On top of that there are a slew of features that shared workbooks don’t support (scroll to the bottom of this page here to see the complete list).

My initial reaction was to recommend setting up a hybrid solution – where the Excel file is opened in Excel Web App to allow multiple people to make basic data entry updates to the same worksheet in the same workbook and then have the Excel file opened in a desktop version of Excel to allow others to make more complex changes to the same workbook using “Share Workbook”.

Seemed like it would work, until I tested it and hit this warning screen:


 Summary:  The Workbook Sharing button should not be left on 24/7. The feature is meant to be used in specific situations where a file’s “owner” wants to gather feedback from a select group of people, but ultimately wants to control the final result by reviewing everyone’s contributions (via comparing original with each submission) and then merging the approved changes into the original source file.
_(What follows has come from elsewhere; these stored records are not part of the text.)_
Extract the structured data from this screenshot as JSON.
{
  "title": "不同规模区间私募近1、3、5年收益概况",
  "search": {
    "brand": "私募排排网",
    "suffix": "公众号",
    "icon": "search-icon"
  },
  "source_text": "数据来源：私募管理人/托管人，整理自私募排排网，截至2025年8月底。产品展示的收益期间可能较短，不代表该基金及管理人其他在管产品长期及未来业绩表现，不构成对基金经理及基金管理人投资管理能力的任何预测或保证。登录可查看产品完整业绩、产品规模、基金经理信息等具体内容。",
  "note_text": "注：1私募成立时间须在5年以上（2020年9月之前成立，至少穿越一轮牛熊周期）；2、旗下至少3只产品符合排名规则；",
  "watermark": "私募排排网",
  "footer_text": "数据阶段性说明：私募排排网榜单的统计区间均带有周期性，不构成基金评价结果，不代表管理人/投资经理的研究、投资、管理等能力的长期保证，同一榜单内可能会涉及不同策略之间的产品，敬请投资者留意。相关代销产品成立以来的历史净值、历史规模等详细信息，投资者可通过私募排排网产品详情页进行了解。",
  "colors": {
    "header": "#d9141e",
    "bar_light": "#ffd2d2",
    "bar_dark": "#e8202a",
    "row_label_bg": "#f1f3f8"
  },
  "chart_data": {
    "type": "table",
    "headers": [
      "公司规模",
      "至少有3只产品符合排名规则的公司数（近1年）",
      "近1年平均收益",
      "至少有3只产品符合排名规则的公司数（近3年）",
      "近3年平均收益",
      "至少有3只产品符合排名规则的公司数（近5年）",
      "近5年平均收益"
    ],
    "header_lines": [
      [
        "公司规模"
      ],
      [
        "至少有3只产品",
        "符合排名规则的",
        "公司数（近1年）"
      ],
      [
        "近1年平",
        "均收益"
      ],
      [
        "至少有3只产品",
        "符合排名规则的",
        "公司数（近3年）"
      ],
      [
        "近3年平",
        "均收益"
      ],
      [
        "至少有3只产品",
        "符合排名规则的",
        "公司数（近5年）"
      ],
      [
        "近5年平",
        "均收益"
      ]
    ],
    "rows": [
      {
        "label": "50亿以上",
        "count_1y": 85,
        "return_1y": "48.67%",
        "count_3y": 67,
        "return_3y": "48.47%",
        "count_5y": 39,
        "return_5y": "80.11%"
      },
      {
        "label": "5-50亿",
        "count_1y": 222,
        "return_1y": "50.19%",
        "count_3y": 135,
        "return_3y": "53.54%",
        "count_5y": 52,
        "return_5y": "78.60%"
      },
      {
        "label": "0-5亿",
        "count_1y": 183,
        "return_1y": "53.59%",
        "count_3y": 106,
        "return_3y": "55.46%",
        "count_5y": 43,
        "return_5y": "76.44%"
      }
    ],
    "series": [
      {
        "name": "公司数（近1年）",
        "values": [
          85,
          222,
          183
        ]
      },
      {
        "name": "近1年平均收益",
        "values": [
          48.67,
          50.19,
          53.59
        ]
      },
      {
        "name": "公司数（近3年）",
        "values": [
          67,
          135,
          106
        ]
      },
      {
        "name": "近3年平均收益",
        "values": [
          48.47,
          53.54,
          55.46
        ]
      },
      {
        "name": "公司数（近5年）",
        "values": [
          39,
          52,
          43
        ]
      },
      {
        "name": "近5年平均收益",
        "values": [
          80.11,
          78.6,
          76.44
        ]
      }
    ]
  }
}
Real collaboration is available using the Excel Web App. Any changes beyond basic data entry should be performed by one person at a time with the document “checked out” (which is possible as the file is stored in a SharePoint document library). And if that’s not an option, maybe it’s time to ponder if your organization really needs people making changes in the same Excel file simultaneously… If so, consider the ROI on breaking your one workbook with multiple worksheets into multiple workbooks, each with their own worksheet…

Agree? Disagree? Share your thoughts with me…

2 responses to “Collaboration in Microsoft Excel – Web App versus 2013 Desktop

  1. Looks like this change has been made to reflect how Microsoft want to work and control data rather than how individuals / organisations want to work.